The key issue is that the vineyards are to be compulsorily purchased in order to build warehouses. Some people are happy to be bought out, others less so but accepting while others are very much opposed, firstly because it will destroy the character of the region and secondly there does not seem to be a need fore warehouses in the area. Moreover, it is felt that they will not help the huge unemployment problem, of which Jan is only one victim.
We open with Jan who is picking up his girlfriend, Samira. Like Rafecas, she is an anthropologist and announces to Jan that she has been offered a fellowship in Canada, which she plans to accept. She will soon leave and the two now only communicate on-line, with Jan feeling that she is slipping away from him.
When the family discuss the compulsory purchase, only Anaïs seems like putting up a fight. Anaïs would have to defend the family’s dignity. Who else if not her? Her father was getting old, and Jan‘s head was in the clouds.
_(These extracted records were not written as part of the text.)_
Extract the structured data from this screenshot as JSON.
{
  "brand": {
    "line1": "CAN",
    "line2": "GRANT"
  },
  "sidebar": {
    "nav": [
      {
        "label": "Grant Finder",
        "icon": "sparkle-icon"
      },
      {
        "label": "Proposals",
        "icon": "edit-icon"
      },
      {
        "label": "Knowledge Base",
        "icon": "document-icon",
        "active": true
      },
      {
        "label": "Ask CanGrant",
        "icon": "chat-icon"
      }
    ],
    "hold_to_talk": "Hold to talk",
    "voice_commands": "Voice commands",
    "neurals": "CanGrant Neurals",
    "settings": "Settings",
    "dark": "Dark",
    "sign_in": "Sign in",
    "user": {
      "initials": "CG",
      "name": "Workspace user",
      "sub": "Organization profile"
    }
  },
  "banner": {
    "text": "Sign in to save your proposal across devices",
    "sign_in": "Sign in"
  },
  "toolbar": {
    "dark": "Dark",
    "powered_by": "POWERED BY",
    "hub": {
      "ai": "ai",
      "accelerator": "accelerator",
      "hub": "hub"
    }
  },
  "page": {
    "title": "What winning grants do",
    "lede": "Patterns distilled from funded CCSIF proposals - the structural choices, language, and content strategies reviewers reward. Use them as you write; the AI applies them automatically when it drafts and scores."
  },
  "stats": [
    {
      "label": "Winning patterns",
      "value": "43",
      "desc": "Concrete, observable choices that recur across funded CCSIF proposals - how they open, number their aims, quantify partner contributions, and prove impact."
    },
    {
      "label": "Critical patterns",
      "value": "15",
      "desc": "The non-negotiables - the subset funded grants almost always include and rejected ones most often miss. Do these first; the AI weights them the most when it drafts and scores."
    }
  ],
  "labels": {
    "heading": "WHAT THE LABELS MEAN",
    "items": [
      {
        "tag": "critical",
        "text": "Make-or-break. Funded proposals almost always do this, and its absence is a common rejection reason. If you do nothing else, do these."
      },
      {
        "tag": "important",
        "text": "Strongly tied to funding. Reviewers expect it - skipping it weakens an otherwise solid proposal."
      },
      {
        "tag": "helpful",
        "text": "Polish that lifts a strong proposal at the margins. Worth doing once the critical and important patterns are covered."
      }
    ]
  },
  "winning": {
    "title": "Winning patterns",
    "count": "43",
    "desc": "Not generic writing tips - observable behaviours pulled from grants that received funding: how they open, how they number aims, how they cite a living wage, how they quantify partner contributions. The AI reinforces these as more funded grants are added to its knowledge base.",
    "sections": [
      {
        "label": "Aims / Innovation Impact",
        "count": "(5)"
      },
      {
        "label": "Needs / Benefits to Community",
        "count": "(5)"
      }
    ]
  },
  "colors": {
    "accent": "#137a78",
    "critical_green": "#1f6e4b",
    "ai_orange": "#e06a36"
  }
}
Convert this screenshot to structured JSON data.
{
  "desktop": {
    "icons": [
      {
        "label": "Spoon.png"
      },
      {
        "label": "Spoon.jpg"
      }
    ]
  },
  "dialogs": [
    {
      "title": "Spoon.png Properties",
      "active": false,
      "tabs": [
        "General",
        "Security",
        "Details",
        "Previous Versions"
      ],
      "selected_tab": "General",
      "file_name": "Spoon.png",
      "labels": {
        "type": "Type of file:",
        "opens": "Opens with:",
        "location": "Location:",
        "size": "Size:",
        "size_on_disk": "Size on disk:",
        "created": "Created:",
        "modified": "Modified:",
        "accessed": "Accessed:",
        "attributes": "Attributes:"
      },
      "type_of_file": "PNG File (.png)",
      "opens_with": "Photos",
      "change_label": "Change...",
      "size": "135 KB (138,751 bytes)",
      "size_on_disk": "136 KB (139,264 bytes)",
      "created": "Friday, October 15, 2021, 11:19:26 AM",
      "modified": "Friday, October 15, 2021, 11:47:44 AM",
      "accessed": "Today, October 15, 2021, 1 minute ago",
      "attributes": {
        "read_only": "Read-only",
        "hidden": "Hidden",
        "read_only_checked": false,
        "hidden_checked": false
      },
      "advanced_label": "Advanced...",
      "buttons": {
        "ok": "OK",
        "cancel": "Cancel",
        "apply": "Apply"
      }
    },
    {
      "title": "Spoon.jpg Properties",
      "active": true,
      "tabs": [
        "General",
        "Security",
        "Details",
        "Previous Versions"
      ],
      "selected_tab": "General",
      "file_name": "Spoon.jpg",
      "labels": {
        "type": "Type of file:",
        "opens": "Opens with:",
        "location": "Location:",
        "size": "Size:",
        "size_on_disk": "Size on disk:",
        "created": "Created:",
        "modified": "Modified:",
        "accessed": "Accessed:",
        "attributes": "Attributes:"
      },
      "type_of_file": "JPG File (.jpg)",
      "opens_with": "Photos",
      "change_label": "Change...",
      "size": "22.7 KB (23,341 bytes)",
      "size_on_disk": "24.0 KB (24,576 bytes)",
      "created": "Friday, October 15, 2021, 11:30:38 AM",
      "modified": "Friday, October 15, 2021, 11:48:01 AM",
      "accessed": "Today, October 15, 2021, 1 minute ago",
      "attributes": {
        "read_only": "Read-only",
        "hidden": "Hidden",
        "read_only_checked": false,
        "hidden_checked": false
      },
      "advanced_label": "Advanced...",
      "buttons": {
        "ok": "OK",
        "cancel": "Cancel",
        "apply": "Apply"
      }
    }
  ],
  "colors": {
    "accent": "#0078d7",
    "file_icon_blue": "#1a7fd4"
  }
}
Foix brings her a drawing she has made of the vineyard. In it is the picture of an old man. Foix says she met the old man in the vineyard and it is her great-grandfather. He died well before she was born. Anaïs is critical but when she briefly catches sight of an old man in the vineyard, she wonders who he might be. The matter becomes more complicated when both her brother and father cannot see him, even while she can.
Things get more complicated when Anaïs starts becoming obsessive about tending and protecting the vineyard, abandoning not only her job but her daughter. They think she really has lost the plot when she starts putting dog faeces on the vines, collecting bits of pottery. and even living in a shed in the vineyard.
At this point we meet Elisa, another determined woman. She is head of the regional social services but is somewhat bitter as her husband has left her for a younger woman. She receives a report from a doctor who has been informed about a seemingly crazy woman who is, of course, Anaïs.
Meanwhile Jan has taken up with a woman he knew at school but is worried about his future and his sister. He decides that Anaïs needs something to hold onto having lost mother and husband . But he is also concerned about his situation. Everything’s ephemeral and cyclical and a pile of shit at the same time. So what can Jan and Magí, two fairly decent but weak men, do? Can the people resist the warehouse plan? Is Elisa dealing with a mad woman or just a determined woman? Is Anaïs having mental health issues? Can she, on her own, save the vineyard?
This is an interesting novel on the not uncommon theme of progress versus tradition and, by extension, people and their culture and way of life versus capitalism. As mentioned, Rafecas’ story is based at least on part on fact, though, as she says, a lot has been changed. This issue is no doubt common in Catalonia, as it is elsewhere and Rafecas illustrates the key issues well, while telling a good story about strong women, not so strong men and people versus power.